À 80 ans, elle suit des cours de violon et regrette presque de ne pas l'avoir fait plus tôt. «Je serais certainement devenue violoniste», prétend celle qui harmonise déjà très bien les coups d'archets. Mme Lamothe-Breton a aussi longtemps accompagné des chanteurs pour des concerts dans les résidences pour aînés.
Arrivée en vedette
Après avoir passé six ans à la résidence Le Tournesol, à Bordeaux-Cartierville, Rose a emménagé au Manoir Saint-Laurent le 1er décembre dernier. Elle s'est ainsi rapprochée de Lise, qui habite dans le même secteur. Elles peuvent maintenant se voir plus souvent, presque chaque jour. «Il y a plus de soins ici», ajoute Lise Breton, qui est rassurée d'avoir sa mère plus près d'elle.
La transition dans un nouveau milieu de vie n'a rien changé aux habitudes de Rose Lamothe-Breton. Elle joue de la musique pendant le souper des résidents. Les gens la réclament même le dimanche. Son orgue a été installé dans la salle à dîner de la résidence, qui compte aussi un piano, tandis que son propre piano se trouve dans son salon. Son violon est de son côté encore serré dans sa chambre, parmi les boîtes du déménagement.

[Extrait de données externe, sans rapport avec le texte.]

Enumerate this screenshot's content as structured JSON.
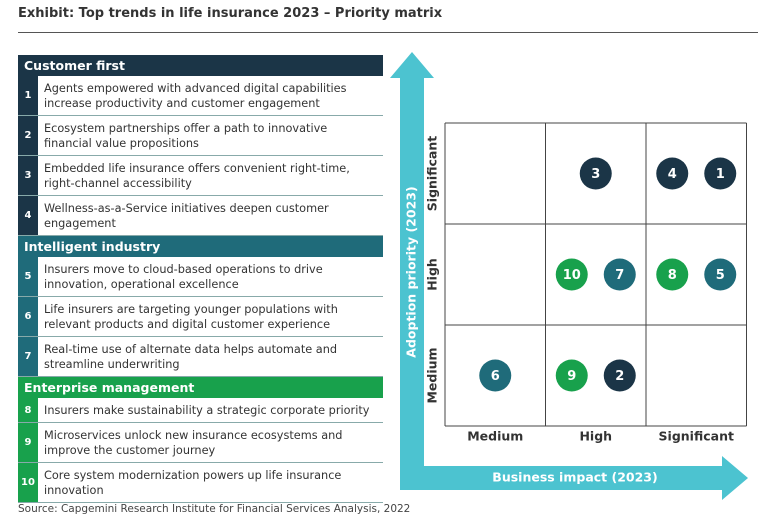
{
  "header": {
    "title": "Exhibit: Top trends in life insurance 2023 – Priority matrix"
  },
  "sections": [
    {
      "title": "Customer first",
      "items": [
        {
          "number": "1",
          "text": "Agents empowered with advanced digital capabilities increase productivity and customer engagement"
        },
        {
          "number": "2",
          "text": "Ecosystem partnerships offer a path to innovative financial value propositions"
        },
        {
          "number": "3",
          "text": "Embedded life insurance offers convenient right-time, right-channel accessibility"
        },
        {
          "number": "4",
          "text": "Wellness-as-a-Service initiatives deepen customer engagement"
        }
      ]
    },
    {
      "title": "Intelligent industry",
      "items": [
        {
          "number": "5",
          "text": "Insurers move to cloud-based operations to drive innovation, operational excellence"
        },
        {
          "number": "6",
          "text": "Life insurers are targeting younger populations with relevant products and digital customer experience"
        },
        {
          "number": "7",
          "text": "Real-time use of alternate data helps automate and streamline underwriting"
        }
      ]
    },
    {
      "title": "Enterprise management",
      "items": [
        {
          "number": "8",
          "text": "Insurers make sustainability a strategic corporate priority"
        },
        {
          "number": "9",
          "text": "Microservices unlock new insurance ecosystems and improve the customer journey"
        },
        {
          "number": "10",
          "text": "Core system modernization powers up life insurance innovation"
        }
      ]
    }
  ],
  "matrix": {
    "y_axis_label": "Adoption priority (2023)",
    "x_axis_label": "Business impact (2023)",
    "columns": [
      "Medium",
      "High",
      "Significant"
    ],
    "rows": [
      {
        "label": "Significant",
        "cells": [
          [],
          [
            "3"
          ],
          [
            "4",
            "1"
          ]
        ]
      },
      {
        "label": "High",
        "cells": [
          [],
          [
            "10",
            "7"
          ],
          [
            "8",
            "5"
          ]
        ]
      },
      {
        "label": "Medium",
        "cells": [
          [
            "6"
          ],
          [
            "9",
            "2"
          ],
          []
        ]
      }
    ]
  },
  "footer": {
    "source": "Source: Capgemini Research Institute for Financial Services Analysis, 2022"
  }
}
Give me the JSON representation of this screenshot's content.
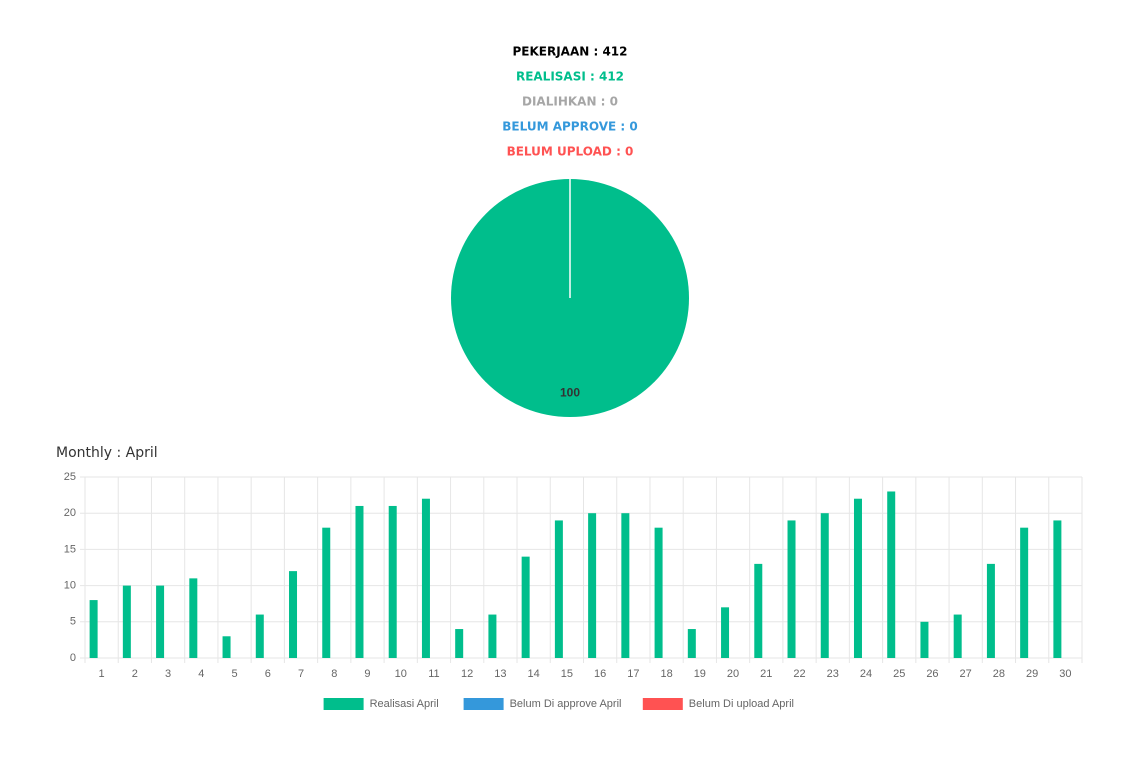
{
  "summary": [
    {
      "text": "PEKERJAAN : 412",
      "color": "#000000"
    },
    {
      "text": "REALISASI : 412",
      "color": "#00be8c"
    },
    {
      "text": "DIALIHKAN : 0",
      "color": "#a6a6a6"
    },
    {
      "text": "BELUM APPROVE : 0",
      "color": "#3498db"
    },
    {
      "text": "BELUM UPLOAD : 0",
      "color": "#ff5252"
    }
  ],
  "chart_data": [
    {
      "type": "pie",
      "values": [
        100
      ],
      "value_labels": [
        "100"
      ],
      "colors": [
        "#00be8c"
      ]
    },
    {
      "type": "bar",
      "title": "Monthly : April",
      "categories": [
        "1",
        "2",
        "3",
        "4",
        "5",
        "6",
        "7",
        "8",
        "9",
        "10",
        "11",
        "12",
        "13",
        "14",
        "15",
        "16",
        "17",
        "18",
        "19",
        "20",
        "21",
        "22",
        "23",
        "24",
        "25",
        "26",
        "27",
        "28",
        "29",
        "30"
      ],
      "series": [
        {
          "name": "Realisasi April",
          "color": "#00be8c",
          "values": [
            8,
            10,
            10,
            11,
            3,
            6,
            12,
            18,
            21,
            21,
            22,
            4,
            6,
            14,
            19,
            20,
            20,
            18,
            4,
            7,
            13,
            19,
            20,
            22,
            23,
            5,
            6,
            13,
            18,
            19
          ]
        },
        {
          "name": "Belum Di approve April",
          "color": "#3498db",
          "values": [
            0,
            0,
            0,
            0,
            0,
            0,
            0,
            0,
            0,
            0,
            0,
            0,
            0,
            0,
            0,
            0,
            0,
            0,
            0,
            0,
            0,
            0,
            0,
            0,
            0,
            0,
            0,
            0,
            0,
            0
          ]
        },
        {
          "name": "Belum Di upload April",
          "color": "#ff5252",
          "values": [
            0,
            0,
            0,
            0,
            0,
            0,
            0,
            0,
            0,
            0,
            0,
            0,
            0,
            0,
            0,
            0,
            0,
            0,
            0,
            0,
            0,
            0,
            0,
            0,
            0,
            0,
            0,
            0,
            0,
            0
          ]
        }
      ],
      "ylim": [
        0,
        25
      ],
      "yticks": [
        0,
        5,
        10,
        15,
        20,
        25
      ],
      "grid": true,
      "legend": "bottom"
    }
  ]
}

Même si le Manoir Saint-Laurent compte deux femmes centenaires, une de 100 ans et une de 106 ans, Mme Lamothe-Breton y est arrivée en vedette. «Radio-Canada avait déjà appelé la résidence avant sa venue, afin qu'elle participe à l'émission du 11 décembre de Droit au cœur, animée par France Castel», raconte sa fille Lise.

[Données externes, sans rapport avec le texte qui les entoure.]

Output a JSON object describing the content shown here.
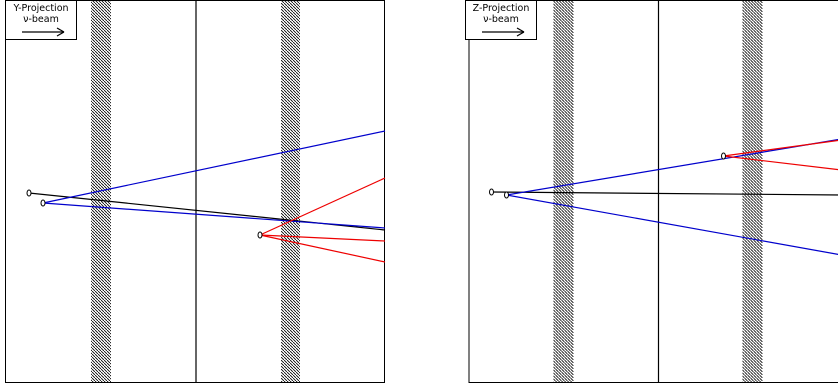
{
  "panels": [
    {
      "projection_label": "Y-Projection",
      "beam_label": "ν-beam"
    },
    {
      "projection_label": "Z-Projection",
      "beam_label": "ν-beam"
    }
  ],
  "colors": {
    "frame": "#000000",
    "blue_track": "#0000cc",
    "red_track": "#ee0000",
    "black_track": "#000000",
    "hatch": "#000000"
  }
}
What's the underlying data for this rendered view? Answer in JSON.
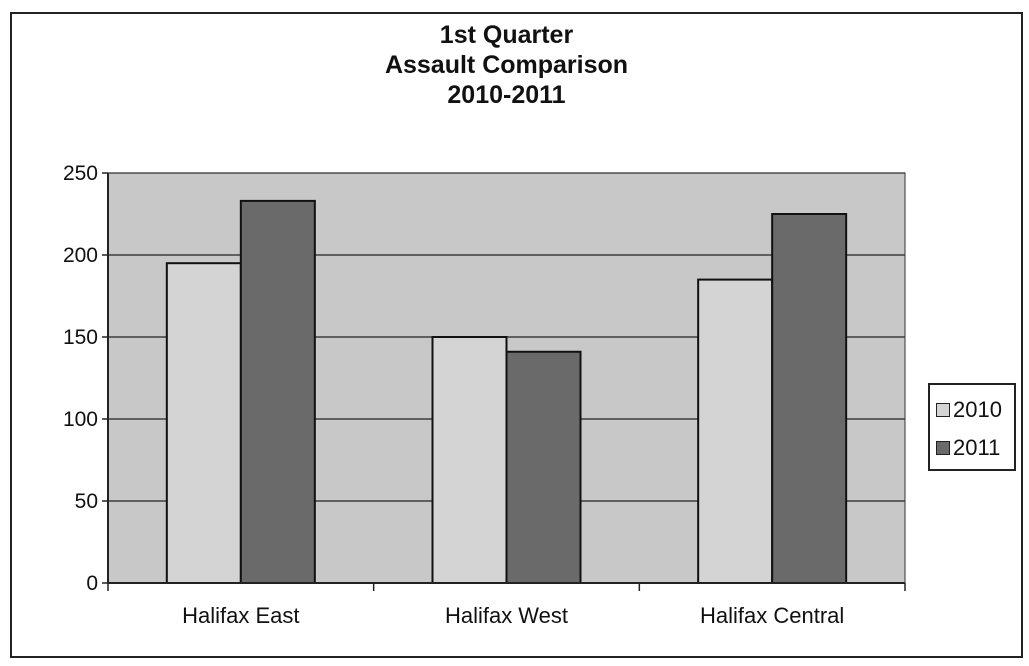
{
  "chart_data": {
    "type": "bar",
    "title_lines": [
      "1st Quarter",
      "Assault Comparison",
      "2010-2011"
    ],
    "categories": [
      "Halifax East",
      "Halifax West",
      "Halifax Central"
    ],
    "series": [
      {
        "name": "2010",
        "values": [
          195,
          150,
          185
        ],
        "color": "#d4d4d4"
      },
      {
        "name": "2011",
        "values": [
          233,
          141,
          225
        ],
        "color": "#6a6a6a"
      }
    ],
    "ylim": [
      0,
      250
    ],
    "yticks": [
      "0",
      "50",
      "100",
      "150",
      "200",
      "250"
    ],
    "grid": true,
    "legend": "right",
    "plot_background": "#c8c8c8"
  }
}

De plus, Mme Lamothe-Breton a participé en 2005 à La Poule aux œufs d'or. «J'ai demandé à mon mari au ciel de me porter chance, mais comme avec lui, j'ai dû me contenter du minimum», a-t-elle relaté avec ironie.

Sollicitée à la résidence pour jouer de la musique, Rose Lamothe-Breton se consacre entièrement à son art. «Je n'ai même pas le temps de jouer au bingo. J'ai bien essayé les cartes une fois au Tournesol, mais ces jeux dérangent la préparation de ma musique», mentionne-t-elle le plus sérieusement du monde.

Née en 1903, Mme Lamothe-Breton n'a pas toujours eu de douces notes dans sa vie. Elle a notamment perdu un bébé en 1922, à la suite d'un feu de forêt en Ontario, qui a dévasté le petit village du Témiscaming, où elle habitait. Sans secours, la petite famille s'est réfugiée dans une maison où la neige entrait par le toit. Le bambin n'a pas survécu dans ces conditions. «C'était la grosse misère, mais comme je suis encore là, un adulte ne meurt pas de ça», affirme la centenaire.

Avec 48 descendants, Rose Lamothe-Breton laissera sûrement sa musique en héritage, mais pas tout de suite. En attendant, elle fait aller ses mains agiles sur ses instruments, au grand plaisir de son auditoire, attentif et ravi à la fois.